(Sakalınızı uzatınız!) hadîs-i şerîfi, bir tutamdan fazla uzatınız demek değildir. Sakalı bir tutamdan kısa yapmayın veyâ temâmen kazımayın demekdir. Çünki, bu hadîsi haber veren Abdüllah ibni Ömer “radıyallahü anhümâ”, sakalının bir tutamdan fazlasını keserdi. Sakalın bir tutamdan kısa olmasına hiçbir âlim mubâh demedi. Sakal kazımak, ateşe tapanların ve Hind yehûdîlerinin âdetidir. Kâfirlere teşebbüh harâmdır). Görülüyor ki, âlimler sakal bırakmanın sünnet olduğunu bildiriyor. Vâcib diyenler, Cumhûra karşı gelmiş oluyorlar. Kâfirlere veyâ kadınlara benzemek için sakalı bir tutamdan kısa yapmak veyâ temâmen kazımak harâmdır. Benzemek niyyeti olmayıp, memleketin âdetine uymak için olursa, mekrûh olur. Kısa sakala sünnet demek bid’at olur. Sünnete ehemmiyyet vermezse, kâfir olur. Sünneti özr ile terk etmek câiz, hattâ lâzım olduğu kitâblarda yazılıdır].
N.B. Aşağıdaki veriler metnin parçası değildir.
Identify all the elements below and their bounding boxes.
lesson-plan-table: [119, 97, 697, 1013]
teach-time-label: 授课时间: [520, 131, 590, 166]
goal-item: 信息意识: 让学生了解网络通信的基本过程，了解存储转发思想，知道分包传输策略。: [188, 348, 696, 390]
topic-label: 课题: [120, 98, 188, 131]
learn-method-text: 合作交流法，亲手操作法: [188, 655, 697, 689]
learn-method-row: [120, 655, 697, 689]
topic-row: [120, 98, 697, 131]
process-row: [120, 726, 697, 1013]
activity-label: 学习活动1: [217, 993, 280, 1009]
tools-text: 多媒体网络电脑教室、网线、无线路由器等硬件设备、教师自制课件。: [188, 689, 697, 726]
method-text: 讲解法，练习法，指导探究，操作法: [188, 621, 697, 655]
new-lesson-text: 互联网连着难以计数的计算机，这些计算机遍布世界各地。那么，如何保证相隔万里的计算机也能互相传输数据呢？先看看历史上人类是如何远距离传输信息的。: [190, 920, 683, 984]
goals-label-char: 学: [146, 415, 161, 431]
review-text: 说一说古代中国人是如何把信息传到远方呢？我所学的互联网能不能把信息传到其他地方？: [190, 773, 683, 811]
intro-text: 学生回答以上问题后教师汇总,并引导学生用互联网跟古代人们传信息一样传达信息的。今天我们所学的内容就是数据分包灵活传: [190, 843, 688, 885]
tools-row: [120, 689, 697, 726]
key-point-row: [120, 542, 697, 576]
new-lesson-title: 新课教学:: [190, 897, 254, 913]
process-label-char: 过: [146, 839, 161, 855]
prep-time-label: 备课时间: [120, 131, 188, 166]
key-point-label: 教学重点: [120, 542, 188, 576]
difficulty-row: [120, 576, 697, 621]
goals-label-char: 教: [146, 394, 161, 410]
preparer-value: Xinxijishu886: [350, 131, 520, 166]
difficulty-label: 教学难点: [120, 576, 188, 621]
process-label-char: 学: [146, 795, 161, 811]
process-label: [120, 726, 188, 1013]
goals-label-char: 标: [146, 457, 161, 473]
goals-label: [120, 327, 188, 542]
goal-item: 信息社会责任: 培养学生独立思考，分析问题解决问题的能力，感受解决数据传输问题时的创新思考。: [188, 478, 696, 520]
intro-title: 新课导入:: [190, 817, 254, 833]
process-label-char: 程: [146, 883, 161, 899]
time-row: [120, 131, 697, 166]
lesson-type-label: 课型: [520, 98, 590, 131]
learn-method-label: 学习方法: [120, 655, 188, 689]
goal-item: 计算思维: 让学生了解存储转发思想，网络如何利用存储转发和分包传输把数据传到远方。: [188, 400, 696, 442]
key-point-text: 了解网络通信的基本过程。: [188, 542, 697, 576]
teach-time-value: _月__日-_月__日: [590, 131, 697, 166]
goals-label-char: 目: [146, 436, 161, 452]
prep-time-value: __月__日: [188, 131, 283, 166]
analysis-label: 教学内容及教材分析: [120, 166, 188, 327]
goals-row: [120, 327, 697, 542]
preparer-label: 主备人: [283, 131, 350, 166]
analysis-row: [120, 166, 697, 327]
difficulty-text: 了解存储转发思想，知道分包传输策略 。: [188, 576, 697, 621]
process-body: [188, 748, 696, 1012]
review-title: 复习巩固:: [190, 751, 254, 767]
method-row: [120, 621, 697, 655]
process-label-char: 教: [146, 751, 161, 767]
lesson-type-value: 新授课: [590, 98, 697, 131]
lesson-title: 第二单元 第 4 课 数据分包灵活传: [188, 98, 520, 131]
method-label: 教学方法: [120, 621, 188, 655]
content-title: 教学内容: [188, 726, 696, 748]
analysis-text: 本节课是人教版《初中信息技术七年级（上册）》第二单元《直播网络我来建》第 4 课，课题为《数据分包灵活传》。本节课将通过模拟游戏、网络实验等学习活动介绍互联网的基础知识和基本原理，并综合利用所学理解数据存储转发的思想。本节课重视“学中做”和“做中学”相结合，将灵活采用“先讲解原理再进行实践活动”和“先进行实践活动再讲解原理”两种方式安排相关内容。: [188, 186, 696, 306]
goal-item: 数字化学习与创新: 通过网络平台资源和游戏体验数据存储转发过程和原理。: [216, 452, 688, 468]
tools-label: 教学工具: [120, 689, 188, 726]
İbni Âbidîn, yetmişbir ve üçyüzondokuz ve dörtyüzotuzüç ve dörtyüzelliüçüncü sahîfelerde buyuruyor ki, (Nemâzların sünnetlerine ehemmiyyet, kıymet verip, tenbellikle, özrsüz ve çok zemân terk eden, azarlanır. Fekat şefâ’atden mahrûm kalmaz).(Öğleden önce olan sünneti terk eden, şefâ’atime kavuşamaz) hadîs-i şerîfi, özrsüz ve isrâr ile terk eden kimse, bu nemâz için olan ve derecenin yükselmesine yarayan şefâ’atime kavuşamaz demekdir. Özr ile terk etmenin, buna mâni’ olmıyacağı, (İbni Âbidîn)de ve (İmdâd)ın (Tahtâvî) hâşiyesinin ikiyüzüçüncü sahîfesinde yazılıdır. Zâten, sünnetleri kazâ niyyeti ile kılınca, sünnet terk edilmiş olmaz. Sünnet olan nemâz, farzdan başka kılınan nemâz demek olduğu, 281.ci sahîfe sonunda yazılıdır.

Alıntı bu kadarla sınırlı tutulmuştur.